Son auteure, après des études de philosophie, a écrit sous divers pseudonymes. Pour ce texte très personnel, elle a choisi celui de « Huriya », qui signifie « liberté » en arabe. L’enfant qu’elle fut, est né intersexué. On aurait dit jadis « hermaphrodite ».
La légende du bel adolescent portant ce nom apparaît dans les « Métamorphoses d’Ovide ». Il est le fils d’Hermès et d’Aphrodite. Il devait sa nature duelle à l’étreinte désespérée de la naïade Salmacis. On en retrouve la représentation artistique dans l’art hellénistique, mais aussi dans les peintures érotiques des villas romaines ou de Pompéi. Dans l’hindouisme c’est le personnage de Ardnararishvara qui symbolise l’ambivalence de la nature divine, transcendant toute distinction de genre.
Pendant longtemps, la médecine resta perplexe face à cette particularité. Comme, au regard de la loi, on naît fille ou garçon, on imposa donc à ces enfants – en répondant aux insistances des parents – une chirurgie de reconstruction. On attribuait un sexe défini, le plus souvent féminin, car plus facile à construire. Et on les faisait entrer dans un processus éducatif déterminé.
De nos jours, on mutile, en principe moins vite, et les familles sont accompagnées dans le processus d’acceptation de la différence. Le médecin et écrivain Martin Winckler a traité le sujet avec délicatesse, dans un remarquable roman « Le Chœur des femmes », publié en 2009 aux éditions P.O.L.
Au Maroc, une telle particularité anatomique reste toujours considérée comme une malédiction.
L’enfant que fut Huriya, né sans père, est très vite abandonné par sa mère qui voyait en lui « un monstre ». Il va grandir à Marrakech, ville grouillante de vie, dans un quartier pittoresque et coloré qui ne peut pourtant dissimuler la misère des enfants de la rue. Sous le prénom masculin de Moulay Saïd, il est élevé au foyer des grands-parents maternels, couple bien mal assorti, cimenté par une haine tenace. La grand-mère, d’origine berbère, mariée très tôt à un « roumi » a – pour son époux – la détestation que peut éprouver le colonisé pour le colonisateur. Parfaite mégère, elle tient aux revenus qu’il lui assure et qui lui permettent d’entretenir son amant.
Illettrée et vénale, tout en pratiquant un islam rigoureux et conservateur, elle trafique sans scrupule et martyrise sa jeune domestique, la belle Aïcha, « la négresse blanche » achetée à l’âge de cinq ans.
Le grand-père, officier français retraité, noie dans l’alcool et sa passion pour la littérature, l’échec de son mariage et les visions cauchemardesques de l’enfer de Diên-Biên-Phu.

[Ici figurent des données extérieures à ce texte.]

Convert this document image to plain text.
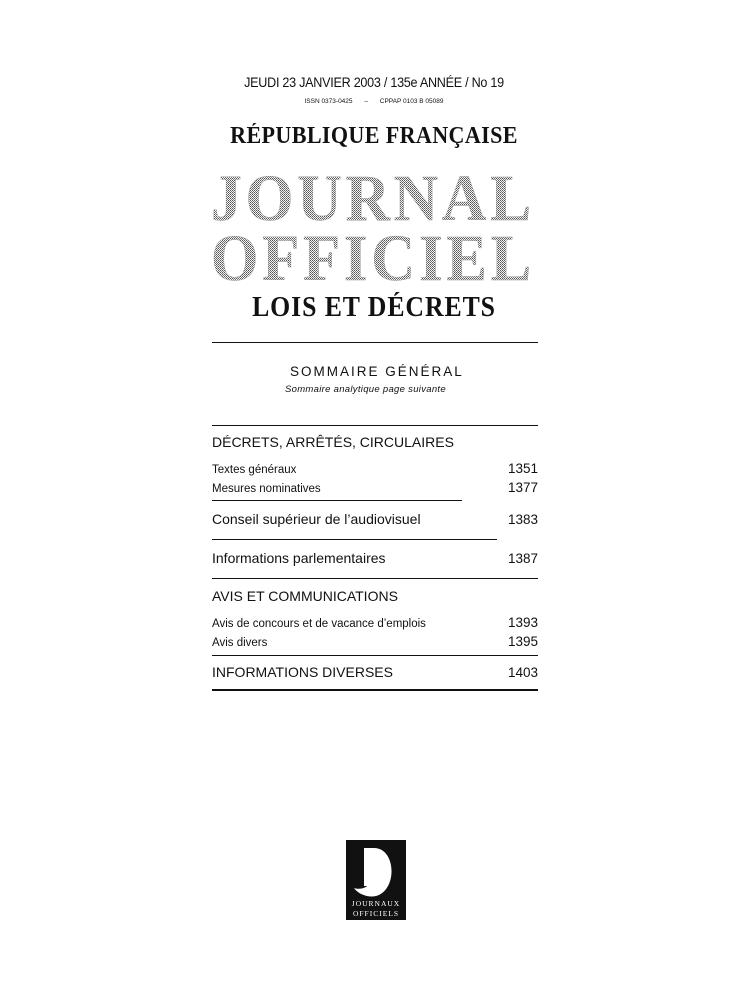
JEUDI 23 JANVIER 2003 / 135e ANNÉE / No 19
ISSN 0373-0425 – CPPAP 0103 B 05089
RÉPUBLIQUE FRANÇAISE
JOURNAL
OFFICIEL
LOIS ET DÉCRETS
SOMMAIRE GÉNÉRAL
Sommaire analytique page suivante
DÉCRETS, ARRÊTÉS, CIRCULAIRES
Textes généraux	1351
Mesures nominatives	1377
Conseil supérieur de l’audiovisuel	1383
Informations parlementaires	1387
AVIS ET COMMUNICATIONS
Avis de concours et de vacance d’emplois	1393
Avis divers	1395
INFORMATIONS DIVERSES	1403
JOURNAUX
OFFICIELS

Sommé très tôt de dissimuler cet « entre jambes » de la honte, Moulay Saïd grandit dans les tourments d’une imposture permanente.
On lui impose d’être « l’homme de la maison », alors que ses traits font de lui une fille. Double sexe, mais aussi double culture. Son grand-père est athée et cultivé. Avec lui, il découvre Baudelaire, Proust, Flaubert, les richesses de la langue française dans le secret de la bibliothèque. Le vieillard, dont la mémoire s’estompe, aura le réflexe salvateur de l’inscrire à l’école.

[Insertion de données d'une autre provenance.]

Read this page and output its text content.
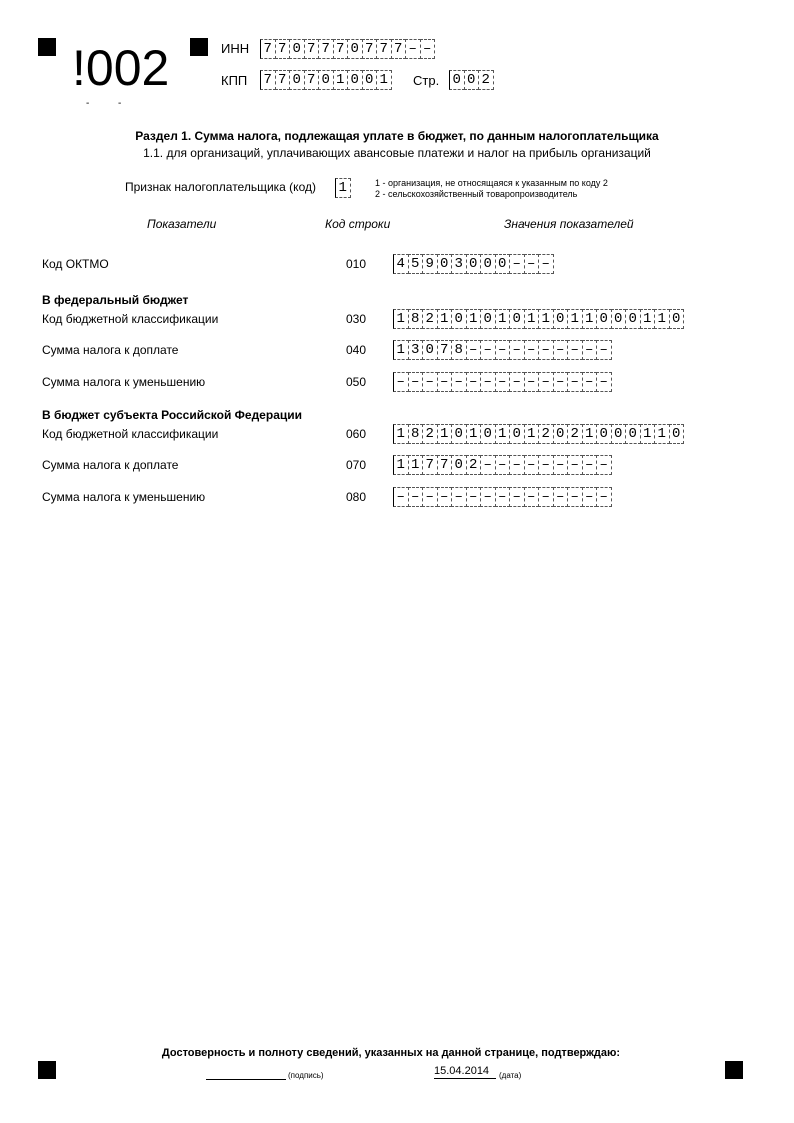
!002
-	-
ИНН 7 7 0 7 7 7 0 7 7 7 – –
КПП 7 7 0 7 0 1 0 0 1 Стр. 0 0 2
Раздел 1. Сумма налога, подлежащая уплате в бюджет, по данным налогоплательщика
1.1. для организаций, уплачивающих авансовые платежи и налог на прибыль организаций
Признак налогоплательщика (код) 1	1 - организация, не относящаяся к указанным по коду 2
2 - сельскохозяйственный товаропроизводитель
Показатели	Код строки	Значения показателей
Код ОКТМО	010 4 5 9 0 3 0 0 0 – – –
В федеральный бюджет
Код бюджетной классификации	030 1 8 2 1 0 1 0 1 0 1 1 0 1 1 0 0 0 1 1 0
Сумма налога к доплате	040 1 3 0 7 8 – – – – – – – – – –
Сумма налога к уменьшению	050 – – – – – – – – – – – – – – –
В бюджет субъекта Российской Федерации
Код бюджетной классификации	060 1 8 2 1 0 1 0 1 0 1 2 0 2 1 0 0 0 1 1 0
Сумма налога к доплате	070 1 1 7 7 0 2 – – – – – – – – –
Сумма налога к уменьшению	080 – – – – – – – – – – – – – – –
Достоверность и полноту сведений, указанных на данной странице, подтверждаю:
(подпись)	15.04.2014	(дата)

À la madrasa, le maître inculque le Coran à coups de bâton. Moulay Saïd y apprendra vite les sourates par cœur pour échapper aux sévices. Mais dans sa tête, s’ancrent les poètes et écrivains français.

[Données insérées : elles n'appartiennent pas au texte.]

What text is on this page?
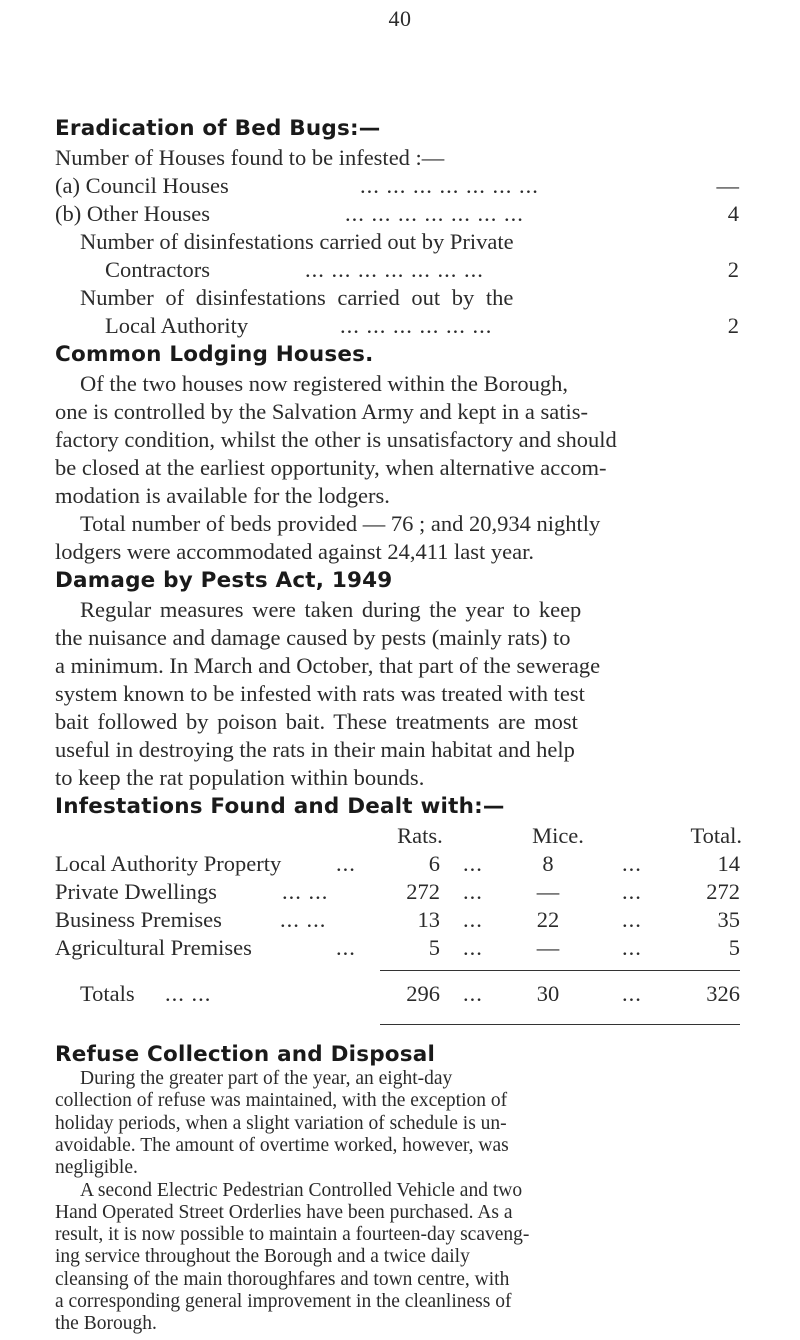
40
Eradication of Bed Bugs:—
Number of Houses found to be infested :—
(a) Council Houses	... ... ... ... ... ... ...	—
(b) Other Houses	... ... ... ... ... ... ...	4
Number of disinfestations carried out by Private
Contractors	... ... ... ... ... ... ...	2
Number of disinfestations carried out by the
Local Authority	... ... ... ... ... ...	2
Common Lodging Houses.
Of the two houses now registered within the Borough,
one is controlled by the Salvation Army and kept in a satis-
factory condition, whilst the other is unsatisfactory and should
be closed at the earliest opportunity, when alternative accom-
modation is available for the lodgers.
Total number of beds provided — 76 ; and 20,934 nightly
lodgers were accommodated against 24,411 last year.
Damage by Pests Act, 1949
Regular measures were taken during the year to keep
the nuisance and damage caused by pests (mainly rats) to
a minimum. In March and October, that part of the sewerage
system known to be infested with rats was treated with test
bait followed by poison bait. These treatments are most
useful in destroying the rats in their main habitat and help
to keep the rat population within bounds.
Infestations Found and Dealt with:—
Rats.	Mice.	Total.
Local Authority Property ...	6 ...	8	...	14
Private Dwellings	... ...	272 ...	—	...	272
Business Premises	... ...	13 ...	22	...	35
Agricultural Premises	...	5 ...	—	...	5
Totals ... ...	296 ...	30	...	326
Refuse Collection and Disposal
During the greater part of the year, an eight-day
collection of refuse was maintained, with the exception of
holiday periods, when a slight variation of schedule is un-
avoidable. The amount of overtime worked, however, was
negligible.
A second Electric Pedestrian Controlled Vehicle and two
Hand Operated Street Orderlies have been purchased. As a
result, it is now possible to maintain a fourteen-day scaveng-
ing service throughout the Borough and a twice daily
cleansing of the main thoroughfares and town centre, with
a corresponding general improvement in the cleanliness of
the Borough.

Le roman va nous offrir une scène jubilatoire. Contrainte par le religieux de faire circoncire l’enfant, la grand-mère – à l’aide de quelques billets – et de mensonges éhontés, va le faire passer pour juif ! La mort de sa grand-mère permettra à Moulay Saïd de gagner la France. À Paris, par ses études, son travail, ses rencontres et le choix du scalpel, il pourra enfin « naître » Huriya…
L’auteure ne nous épargne rien d’une société marocaine, engluée dans les pièges des traditions et d’une religion étouffante. Le style est abrupt et sans fioritures afin d’exprimer toute la violence et le rejet du sexe féminin, pourtant paradoxalement objet de tant de désirs et de convoitises.
Dans l’émission sur France Culture, « La salle des machines » de Mathias Enard du 2 mai 2021, Huriya a déclaré : « Le Maroc ne sait pas élever ses enfants ». Il en résulte hypocrisie, misogynie, homophobie…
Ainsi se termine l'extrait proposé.